Telling kids they HAVE to eat something teaches them to ignore their own body’s signs that they are full. This can lead to overeating once they become older.
I like the person’s comment who said if the kids can’t finish it, they can save it for later. That’s much better logic than guilting a kid just because he or she is full or isn’t comfortable with a food.
May 7th, 2009 at 5:28 pm
My Mom would always say when asked if we could eat something else or if she could cook something different… ‘Do I look like a short order cook? This is the order for the day.”
May 12th, 2009 at 2:38 pm
Uh, Take a listen to Jimmy Deans Naration of “IOU”. It is played mostly around Mothers day!

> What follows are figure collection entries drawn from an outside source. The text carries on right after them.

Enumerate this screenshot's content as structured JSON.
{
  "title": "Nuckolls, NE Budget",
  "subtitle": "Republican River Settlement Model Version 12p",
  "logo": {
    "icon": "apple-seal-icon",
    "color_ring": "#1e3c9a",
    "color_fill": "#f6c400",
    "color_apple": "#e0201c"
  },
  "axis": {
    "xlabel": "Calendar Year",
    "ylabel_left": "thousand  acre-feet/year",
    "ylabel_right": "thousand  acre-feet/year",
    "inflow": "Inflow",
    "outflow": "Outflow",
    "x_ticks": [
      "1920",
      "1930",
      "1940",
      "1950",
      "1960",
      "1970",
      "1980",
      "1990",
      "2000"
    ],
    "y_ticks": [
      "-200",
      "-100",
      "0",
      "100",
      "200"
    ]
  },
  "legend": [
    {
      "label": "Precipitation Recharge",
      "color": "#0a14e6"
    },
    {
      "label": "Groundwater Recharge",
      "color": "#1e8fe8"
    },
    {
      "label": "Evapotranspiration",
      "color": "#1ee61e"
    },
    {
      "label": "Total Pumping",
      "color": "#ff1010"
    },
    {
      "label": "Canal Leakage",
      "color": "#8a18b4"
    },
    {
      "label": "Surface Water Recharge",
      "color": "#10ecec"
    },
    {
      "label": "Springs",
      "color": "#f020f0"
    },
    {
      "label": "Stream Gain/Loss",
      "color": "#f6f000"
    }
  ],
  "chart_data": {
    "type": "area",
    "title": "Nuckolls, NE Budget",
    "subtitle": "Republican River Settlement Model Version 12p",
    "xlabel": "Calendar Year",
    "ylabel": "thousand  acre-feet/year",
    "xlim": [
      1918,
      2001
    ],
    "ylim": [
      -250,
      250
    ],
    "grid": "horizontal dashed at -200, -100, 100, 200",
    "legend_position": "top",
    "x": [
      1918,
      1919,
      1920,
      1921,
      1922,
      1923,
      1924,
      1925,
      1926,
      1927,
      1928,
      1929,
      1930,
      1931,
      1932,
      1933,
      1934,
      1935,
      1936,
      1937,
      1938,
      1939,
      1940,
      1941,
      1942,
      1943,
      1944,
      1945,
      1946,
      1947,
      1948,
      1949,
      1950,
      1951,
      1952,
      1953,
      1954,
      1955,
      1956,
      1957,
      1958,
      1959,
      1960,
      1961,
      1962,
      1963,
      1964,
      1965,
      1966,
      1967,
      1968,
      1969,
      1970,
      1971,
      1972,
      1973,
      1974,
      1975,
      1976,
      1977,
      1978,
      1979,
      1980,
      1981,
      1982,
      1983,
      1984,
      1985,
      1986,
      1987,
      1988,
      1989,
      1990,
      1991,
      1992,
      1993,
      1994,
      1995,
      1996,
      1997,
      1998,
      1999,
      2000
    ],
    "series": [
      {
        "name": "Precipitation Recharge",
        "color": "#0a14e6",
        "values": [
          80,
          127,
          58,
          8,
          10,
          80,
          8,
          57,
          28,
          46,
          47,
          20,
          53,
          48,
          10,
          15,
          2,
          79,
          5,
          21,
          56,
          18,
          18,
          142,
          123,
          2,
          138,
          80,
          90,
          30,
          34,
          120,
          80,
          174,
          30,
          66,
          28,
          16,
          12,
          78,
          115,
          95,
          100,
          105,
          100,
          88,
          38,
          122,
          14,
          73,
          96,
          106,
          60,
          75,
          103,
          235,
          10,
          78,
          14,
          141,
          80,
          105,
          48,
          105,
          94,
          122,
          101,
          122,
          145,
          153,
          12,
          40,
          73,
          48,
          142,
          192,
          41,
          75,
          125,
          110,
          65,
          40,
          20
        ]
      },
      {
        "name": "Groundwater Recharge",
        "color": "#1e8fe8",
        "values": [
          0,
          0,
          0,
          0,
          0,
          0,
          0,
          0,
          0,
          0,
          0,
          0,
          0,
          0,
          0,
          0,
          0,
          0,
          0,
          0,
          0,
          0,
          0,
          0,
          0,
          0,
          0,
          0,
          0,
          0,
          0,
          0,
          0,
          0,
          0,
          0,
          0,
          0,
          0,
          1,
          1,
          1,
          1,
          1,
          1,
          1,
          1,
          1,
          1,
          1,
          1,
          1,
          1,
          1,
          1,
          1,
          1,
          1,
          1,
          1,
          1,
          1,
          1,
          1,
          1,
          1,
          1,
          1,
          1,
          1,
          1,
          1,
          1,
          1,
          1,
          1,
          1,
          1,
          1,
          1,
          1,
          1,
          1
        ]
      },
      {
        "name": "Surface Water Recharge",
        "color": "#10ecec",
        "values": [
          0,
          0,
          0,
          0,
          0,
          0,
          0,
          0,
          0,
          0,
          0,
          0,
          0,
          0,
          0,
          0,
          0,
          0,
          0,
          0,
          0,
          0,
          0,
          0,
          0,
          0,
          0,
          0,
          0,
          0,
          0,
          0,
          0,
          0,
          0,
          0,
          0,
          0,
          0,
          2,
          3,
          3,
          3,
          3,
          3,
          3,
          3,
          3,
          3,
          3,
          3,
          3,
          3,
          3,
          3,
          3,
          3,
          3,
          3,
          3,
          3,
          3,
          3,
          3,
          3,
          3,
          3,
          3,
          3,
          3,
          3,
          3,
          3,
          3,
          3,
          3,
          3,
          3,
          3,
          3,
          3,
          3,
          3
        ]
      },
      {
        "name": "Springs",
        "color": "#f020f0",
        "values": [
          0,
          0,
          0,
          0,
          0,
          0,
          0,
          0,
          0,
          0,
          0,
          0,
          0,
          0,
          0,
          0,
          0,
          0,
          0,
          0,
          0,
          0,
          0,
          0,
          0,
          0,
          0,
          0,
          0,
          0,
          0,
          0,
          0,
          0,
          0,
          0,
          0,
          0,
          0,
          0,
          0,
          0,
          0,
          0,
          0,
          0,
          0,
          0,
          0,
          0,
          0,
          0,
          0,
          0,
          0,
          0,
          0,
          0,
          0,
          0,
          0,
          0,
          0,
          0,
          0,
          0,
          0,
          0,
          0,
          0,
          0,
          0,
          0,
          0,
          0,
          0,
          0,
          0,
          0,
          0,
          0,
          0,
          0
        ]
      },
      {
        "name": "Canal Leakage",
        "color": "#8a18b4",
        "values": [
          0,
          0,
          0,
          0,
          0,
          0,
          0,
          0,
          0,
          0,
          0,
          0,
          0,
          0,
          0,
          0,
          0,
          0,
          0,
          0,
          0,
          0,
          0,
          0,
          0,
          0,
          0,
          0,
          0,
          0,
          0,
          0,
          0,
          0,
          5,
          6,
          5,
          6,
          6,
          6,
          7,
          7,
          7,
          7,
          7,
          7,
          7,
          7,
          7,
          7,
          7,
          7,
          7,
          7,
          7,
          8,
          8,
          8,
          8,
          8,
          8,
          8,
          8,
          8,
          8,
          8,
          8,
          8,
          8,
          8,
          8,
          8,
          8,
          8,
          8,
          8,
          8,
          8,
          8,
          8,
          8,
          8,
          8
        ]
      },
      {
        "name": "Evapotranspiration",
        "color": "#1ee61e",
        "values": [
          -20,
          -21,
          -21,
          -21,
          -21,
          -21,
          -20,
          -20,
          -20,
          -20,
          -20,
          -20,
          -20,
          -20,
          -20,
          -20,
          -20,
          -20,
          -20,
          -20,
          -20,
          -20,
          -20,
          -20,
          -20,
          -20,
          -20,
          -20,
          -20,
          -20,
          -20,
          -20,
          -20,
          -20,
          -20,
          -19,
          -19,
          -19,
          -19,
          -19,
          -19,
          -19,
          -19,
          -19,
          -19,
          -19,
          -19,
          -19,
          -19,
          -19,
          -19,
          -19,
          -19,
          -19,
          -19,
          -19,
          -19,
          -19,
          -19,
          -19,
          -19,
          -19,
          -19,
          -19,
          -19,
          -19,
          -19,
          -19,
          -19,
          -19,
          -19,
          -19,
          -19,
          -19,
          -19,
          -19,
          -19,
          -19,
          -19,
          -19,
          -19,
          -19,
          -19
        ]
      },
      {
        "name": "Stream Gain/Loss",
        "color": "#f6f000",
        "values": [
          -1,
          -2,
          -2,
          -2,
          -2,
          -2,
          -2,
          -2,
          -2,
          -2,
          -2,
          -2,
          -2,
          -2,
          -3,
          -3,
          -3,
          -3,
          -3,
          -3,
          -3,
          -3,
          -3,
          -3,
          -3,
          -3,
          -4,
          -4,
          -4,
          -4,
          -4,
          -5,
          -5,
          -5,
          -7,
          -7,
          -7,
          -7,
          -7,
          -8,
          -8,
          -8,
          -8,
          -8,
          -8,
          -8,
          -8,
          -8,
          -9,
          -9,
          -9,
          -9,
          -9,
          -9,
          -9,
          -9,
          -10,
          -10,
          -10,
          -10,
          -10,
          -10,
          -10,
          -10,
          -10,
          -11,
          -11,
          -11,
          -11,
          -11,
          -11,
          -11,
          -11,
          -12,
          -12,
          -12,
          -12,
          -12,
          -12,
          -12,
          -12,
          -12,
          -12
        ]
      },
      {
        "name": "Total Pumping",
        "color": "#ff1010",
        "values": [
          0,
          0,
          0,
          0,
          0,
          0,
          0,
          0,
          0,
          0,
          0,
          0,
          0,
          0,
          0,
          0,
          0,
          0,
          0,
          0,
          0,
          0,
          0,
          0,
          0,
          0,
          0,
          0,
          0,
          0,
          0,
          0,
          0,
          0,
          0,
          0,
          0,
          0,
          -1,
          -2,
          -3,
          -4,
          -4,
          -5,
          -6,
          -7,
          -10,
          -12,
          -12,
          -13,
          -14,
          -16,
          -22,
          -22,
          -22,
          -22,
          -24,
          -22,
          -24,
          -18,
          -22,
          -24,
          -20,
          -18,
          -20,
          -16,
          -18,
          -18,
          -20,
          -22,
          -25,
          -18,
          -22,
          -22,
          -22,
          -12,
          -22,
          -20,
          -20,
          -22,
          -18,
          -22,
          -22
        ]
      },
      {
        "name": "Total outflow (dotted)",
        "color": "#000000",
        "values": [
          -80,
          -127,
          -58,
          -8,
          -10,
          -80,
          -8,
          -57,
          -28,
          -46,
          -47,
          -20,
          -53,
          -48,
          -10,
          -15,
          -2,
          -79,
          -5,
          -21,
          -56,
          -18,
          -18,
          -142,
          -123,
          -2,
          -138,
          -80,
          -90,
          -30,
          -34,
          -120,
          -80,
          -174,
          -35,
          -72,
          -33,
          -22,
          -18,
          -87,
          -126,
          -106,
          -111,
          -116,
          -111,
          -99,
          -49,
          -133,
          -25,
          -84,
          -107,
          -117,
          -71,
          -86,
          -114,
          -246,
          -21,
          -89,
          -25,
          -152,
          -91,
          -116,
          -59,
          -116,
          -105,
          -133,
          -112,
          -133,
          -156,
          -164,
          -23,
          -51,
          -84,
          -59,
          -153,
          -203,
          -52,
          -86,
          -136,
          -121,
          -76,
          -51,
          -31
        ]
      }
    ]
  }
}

December 1st, 2009 at 6:50 pm
Hi,I resently had my gallbladder removed and I’m watching what I eat more. I had changed our eating habits. I cook the food for my husband and I, so it had to start with me.
My brother, who is a vegetarian asked if there was a wholefood market that I knew of here in Bmore, at the time I did not.
So I searched the internet and found out about your stores.
I have not visited one yet but plan to do so real soon.
Thank you.
KC
January 6th, 2011 at 5:28 am
Only take want you will eat
January 28th, 2011 at 4:00 pm
Everyone eats at the table and No TV.